The saturation Nato bombing appeared to be backing fighters of the Kosovo Liberation Army, who had been battered by Serbian tank and artillery fire along the border in the morning.

The day of non-stop bombing, with groups of three warplanes swooping every minute or two and dropping orange flares to confuse anti-aircraft fire before releasing their bombs, was the most intense witnessed anywhere since the Kosovo conflict began. Rocking the ground like an earthquake, it appeared to virtually wipe out the Serb-held Kosovo border village of Planeja, just inside the Yugoslav border.

Border police, customs agents and UN workers had pulled back in the face of the Nato bombing, heavy combat and sniper fire that raged across the Morini border post throughout the morning.

"Kosovo is burning. We thought it was the end of the world," said Qamile, a 65-year-old woman in a white headscarf, after stumbling 300 yards across a new "no-man's land" inside Albania.

"The Serbs came last Wednesday and burnt Tusus [a district in the southern Kosovo town of Prizren] to the ground while many old and disabled people were inside their houses," she said slumping, exhausted and trembling, on to a wooden chair. "All 450 houses were ablaze as we ran. They executed my husband and my son after ordering them to stand against a wall. Then they shot my two sisters' husbands, then they slit the throats of my two nephews.

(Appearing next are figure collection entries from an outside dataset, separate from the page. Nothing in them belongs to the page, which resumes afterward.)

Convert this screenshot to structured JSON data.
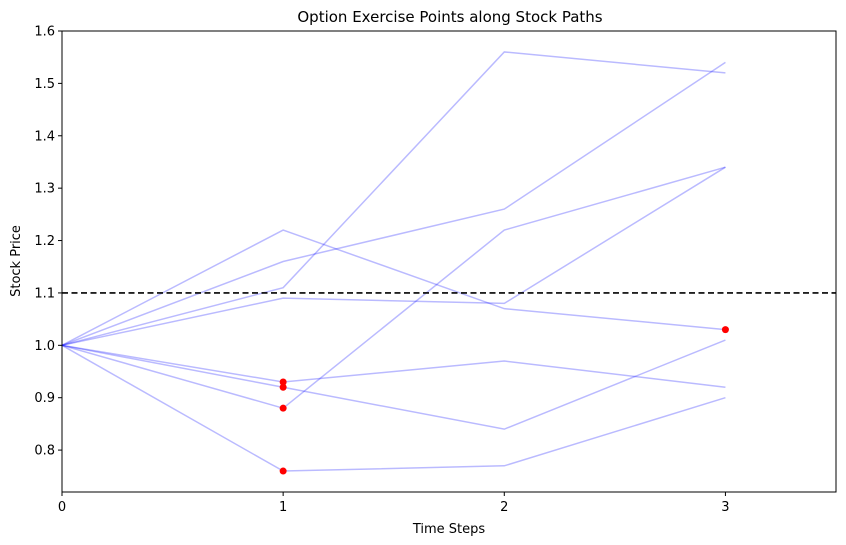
{
  "chart_data": {
    "type": "line",
    "title": "Option Exercise Points along Stock Paths",
    "xlabel": "Time Steps",
    "ylabel": "Stock Price",
    "xlim": [
      0,
      3.5
    ],
    "ylim": [
      0.72,
      1.6
    ],
    "xticks": [
      0,
      1,
      2,
      3
    ],
    "yticks": [
      0.8,
      0.9,
      1.0,
      1.1,
      1.2,
      1.3,
      1.4,
      1.5,
      1.6
    ],
    "ytick_labels": [
      "0.8",
      "0.9",
      "1.0",
      "1.1",
      "1.2",
      "1.3",
      "1.4",
      "1.5",
      "1.6"
    ],
    "grid": false,
    "series": [
      {
        "x": [
          0,
          1,
          2,
          3
        ],
        "values": [
          1.0,
          1.11,
          1.56,
          1.52
        ]
      },
      {
        "x": [
          0,
          1,
          2,
          3
        ],
        "values": [
          1.0,
          1.16,
          1.26,
          1.54
        ]
      },
      {
        "x": [
          0,
          1,
          2,
          3
        ],
        "values": [
          1.0,
          1.09,
          1.08,
          1.34
        ]
      },
      {
        "x": [
          0,
          1,
          2,
          3
        ],
        "values": [
          1.0,
          0.88,
          1.22,
          1.34
        ]
      },
      {
        "x": [
          0,
          1,
          2,
          3
        ],
        "values": [
          1.0,
          1.22,
          1.07,
          1.03
        ]
      },
      {
        "x": [
          0,
          1,
          2,
          3
        ],
        "values": [
          1.0,
          0.93,
          0.97,
          0.92
        ]
      },
      {
        "x": [
          0,
          1,
          2,
          3
        ],
        "values": [
          1.0,
          0.92,
          0.84,
          1.01
        ]
      },
      {
        "x": [
          0,
          1,
          2,
          3
        ],
        "values": [
          1.0,
          0.76,
          0.77,
          0.9
        ]
      }
    ],
    "exercise_points": [
      {
        "x": 1,
        "y": 0.93
      },
      {
        "x": 1,
        "y": 0.92
      },
      {
        "x": 1,
        "y": 0.88
      },
      {
        "x": 1,
        "y": 0.76
      },
      {
        "x": 3,
        "y": 1.03
      }
    ],
    "strike_line": {
      "y": 1.1
    },
    "colors": {
      "paths": "#0000ff",
      "exercise": "#ff0000",
      "strike": "#000000"
    }
  }
}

They killed 22 members of my family. We buried them on Saturday."

Most journalists here are avoiding using the surnames of interviewees after freed Kosovars reported that Serb police were monitoring foreign news reports and retaliating against family members still in Kosovo.

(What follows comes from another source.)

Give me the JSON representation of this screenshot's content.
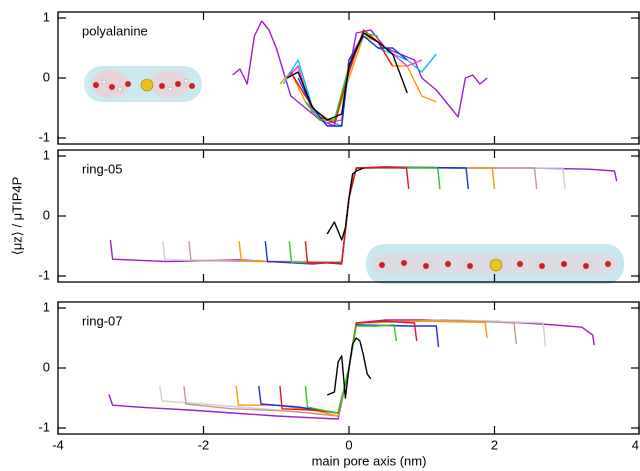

"The Serbs took us to Zur [a Kosovo town a few miles from the border] by bus," said one of a group of 50 or so men released from the big state prison near Mitrovica. "Then we ran for our lives. The Nato bombs were all around. Serb forces along the route were hiding in bunkers. It was deafening."

Almost every new refugee told a similar story of a family massacre, saying the Serbs appeared increasingly nervous in the Prizren area after nighttime ambushes by the KLA.

We clambered up a mountainside to a point several hundred yards above the border crossing, and more than 9,000ft above sea level, to watch first a one-sided battle between the KLA on the other side of the glass-like Lake Fierze and Serb troops at Vrbnica on our side.

After KLA fighters could be seen moving through woods north of the lake, then firing what seemed to be a machine-gun from an old stone tower, the Serbs opened up with barrage after barrage of tank and artillery fire on the tower, the surrounding hillside and a watchtower marking Albania's side of the border.

The watchtower, presumably unmanned unless by fighters from the KLA, took several direct hits.

The KLA guns soon fell silent as the Serb pounding sent plumes of grey smoke and red earth up over a wide area and started fires across the wooded hillside.

It was then that the Nato aircraft stepped up their activity, rumbling over us in wave after wave, not low but clearly visible, twisting and turning as they dropped bomb after massive bomb around Vrbnica, below us, and directly on to the picturesque red-roofed village of Planeja, on a ridge on the other side of the lake.

We lost count after 200 Nato bomb impacts by midday but the planes continued to pound both areas, thought to have been evacuated by their residents, throughout the afternoon even after thick cloud came in at around 5pm and as dusk fell towards seven.

It was an astonishing sight to look down on to a postcard-like setting, with the impacts of the ground weapons and the Nato bombs reflected perfectly on the surface of the lake.

"They're turning Planeja into a hamburger," said one Albanian villager in Morini, with obvious approval. Down below, Albanian soldiers in poorly fitting uniforms guzzled Dutch beer in the nearest cafe to the border, while UN High Commission for Refugees workers told the new refugees to walk to waiting buses several hundred yards further on, hidden behind a ridge for safety.

In a field near by, a peasant fed two horses as though nothing was going on and Albanian border police lounged in the shade of trees, staying away from their usual posts outside the customs hall.

Villagers in Morini said KLA fighters had come down from the hills during the night for bread before slipping back into the mountains above the border. There was no sign to tell whether the KLA wase making inroads into Kosovo but there was little doubt that the Nato bombing was, at least partly, in defence of the guerrillas.